しかし『はい』を選択しても、再び同じ画面に飛び、同じ質問を受けるようになっていた。
きっと、自殺志願者を踏み止まらせるための措置なのだろう。『いいえ』を選択するまで、何度でも繰り返す問いかけ。
しかし何故こんなことをするのだろうか。本来ならば『はい』を選択しても諦めてはいけません的な文字が出て、終わりなのではないだろうか? 何故こんな回りくどいことをする必要がある。
脳裏をかすめた疑念は、純也にあるイメージを思い浮かばせた。
「カモフラージュ?」
何かを偽装、もしくは隠すための仕掛け。それがこのリンクに存在するというのか?
試しに何度も『はい』を選択してみる。画面に変化はない。延々と繰り返される死の否定文。
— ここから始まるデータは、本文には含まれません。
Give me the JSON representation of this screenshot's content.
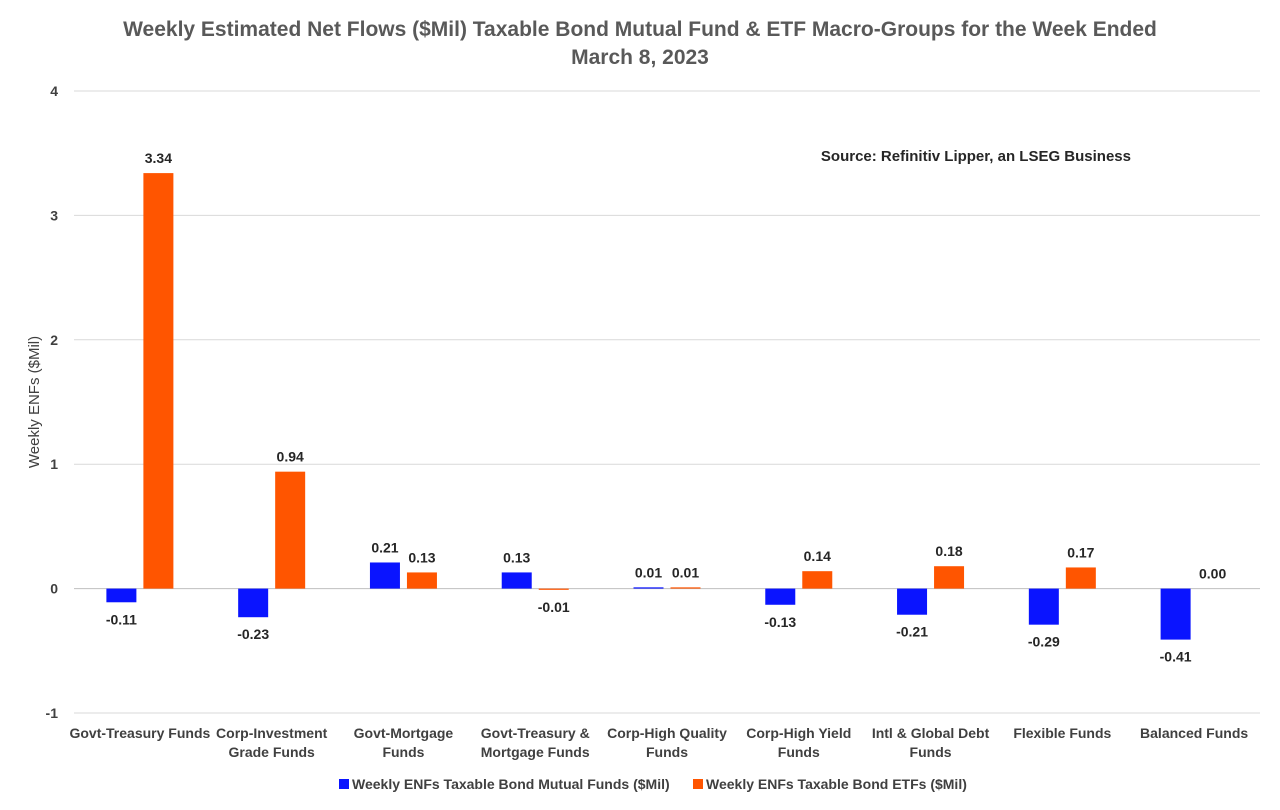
{
  "chart_data": {
    "type": "bar",
    "title": "Weekly Estimated Net Flows ($Mil) Taxable Bond Mutual Fund & ETF Macro-Groups for the Week Ended",
    "subtitle": "March 8, 2023",
    "xlabel": "",
    "ylabel": "Weekly ENFs ($Mil)",
    "ylim": [
      -1,
      4
    ],
    "yticks": [
      -1,
      0,
      1,
      2,
      3,
      4
    ],
    "grid": true,
    "legend_position": "bottom",
    "annotation": "Source: Refinitiv Lipper, an LSEG Business",
    "categories": [
      [
        "Govt-Treasury Funds"
      ],
      [
        "Corp-Investment",
        "Grade Funds"
      ],
      [
        "Govt-Mortgage",
        "Funds"
      ],
      [
        "Govt-Treasury &",
        "Mortgage Funds"
      ],
      [
        "Corp-High Quality",
        "Funds"
      ],
      [
        "Corp-High Yield",
        "Funds"
      ],
      [
        "Intl & Global Debt",
        "Funds"
      ],
      [
        "Flexible Funds"
      ],
      [
        "Balanced Funds"
      ]
    ],
    "series": [
      {
        "name": "Weekly ENFs Taxable Bond Mutual Funds ($Mil)",
        "color": "#0a14ff",
        "values": [
          -0.11,
          -0.23,
          0.21,
          0.13,
          0.01,
          -0.13,
          -0.21,
          -0.29,
          -0.41
        ],
        "labels": [
          "-0.11",
          "-0.23",
          "0.21",
          "0.13",
          "0.01",
          "-0.13",
          "-0.21",
          "-0.29",
          "-0.41"
        ]
      },
      {
        "name": "Weekly ENFs Taxable Bond ETFs ($Mil)",
        "color": "#ff5500",
        "values": [
          3.34,
          0.94,
          0.13,
          -0.01,
          0.01,
          0.14,
          0.18,
          0.17,
          0.0
        ],
        "labels": [
          "3.34",
          "0.94",
          "0.13",
          "-0.01",
          "0.01",
          "0.14",
          "0.18",
          "0.17",
          "0.00"
        ]
      }
    ]
  }
}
だが、何度も何度も『はい』をクリックするうちに、純也はおかしな気分になってきた。
『それでも希望はあります。諦めてはいけません。
貴方はそれでも死にたいと思っていますか? はい/いいえ』
希望はある。生きていればいいことはある。だから死んではいけません。
『それでも希望はあります。諦めてはいけません。
貴方はそれでも死にたいと思っていますか? はい/いいえ』
例え今が苦しくとも、いつか救われる日が来ます。希望はあるのです。だから死んではいけません。
『それでも希望はあります。諦めてはいけません。
貴方はそれでも死にたいと思っていますか? はい/いいえ』
それほどまでにあなたは死にたいのですか? 死んではいけません。
『それでも希望はあります。諦めてはいけません。
貴方はそれでも死にたいと思っていますか? はい/いいえ』
生きるということに希望はなく、死ぬことでしか救いはない。そうなのですね?
『それでも希望はあります。諦めてはいけません。
貴方はそれでも死にたいと思っていますか? はい/いいえ』
何十、何百の生への呼びかけを否定し続け、死を選択し続ける。
まるでそれはこの世のしがらみを一つ一つ切り離していくような、そんな不思議な感覚へと変わっていく。
『それでも希望はあります。諦めてはいけません。
貴方はそれでも死にたいと思っていますか? はい/いいえ』
純也は何かに憑かれたかのように『はい』を選択し続ける。
純也の脳裏にはかつての施設での暮らしが蘇っていた。
みんなが傷付いていた。体だけでなく、心もだ。痛みをごまかすように、誰かが誰かを傷付けていた。負の感情に支配された子どもたちだけの領土。時には死んでしまう子供もいた。彼らは無念だっただろう。理不尽な死を受け入れるためだけに生きていたというのか。そのために苦痛を味わい、今までの日々を耐えてきたというのか。
『それでも希望はあります。諦めてはいけません。
貴方はそれでも死にたいと思っていますか? はい/いいえ』
施設にいるとき、可愛いなと思っていた子もいた。しかし彼女もまたあの領土では生き残ることは出来なかった。ゴミ捨て場で冷たくなっている彼女を見つけたのは、純也だった。後から聞いた話では、彼女は自分の容姿を利用し、一部の男子に取り入って安寧を手に入れていたという。だが、それも別勢力の子供たちに淘汰され、彼女は骸となった。
『それでも希望はあります。諦めてはいけません。
貴方はそれでも死にたいと思っていますか? はい/いいえ』
いつしか外は赤くなっていた。夕焼け。太陽が沈もうとしている。
真っ赤なその光は、死んで行った彼らの無念を表しているようで、胸が詰まる。
『それでも希望はあります。諦めてはいけません。
貴方はそれでも死にたいと思っていますか? はい/いいえ』
太陽は沈み、外は闇に包まれていた。電気も点けず、純也はひたすらパソコンと向かい合う。
『それでも希望はあります。諦めてはいけません。
貴方はそれでも死にたいと思っていますか? はい/いいえ』
思い返す記憶もなくなり、純也はただ機械的に指を動かし続ける。
そして――
「あ……」
画面は唐突に切り替わる。
真っ白の画面から、まるで死の淵に叩き落されたかのように深淵の黒へと画面は色を変えていた。
『そこまでして死を望むあなたに提案があります。
どうせ死ぬのなら、その命をチップにゲームに興じませんか?』
そこに開かれていたのは、噂されていたクラブへの入り口。
「見つけてしまったのか」
パチリと電灯の点く音。
慌てて振り返ると、部屋の入り口には無感情に立ち尽くす拓哉の姿があった。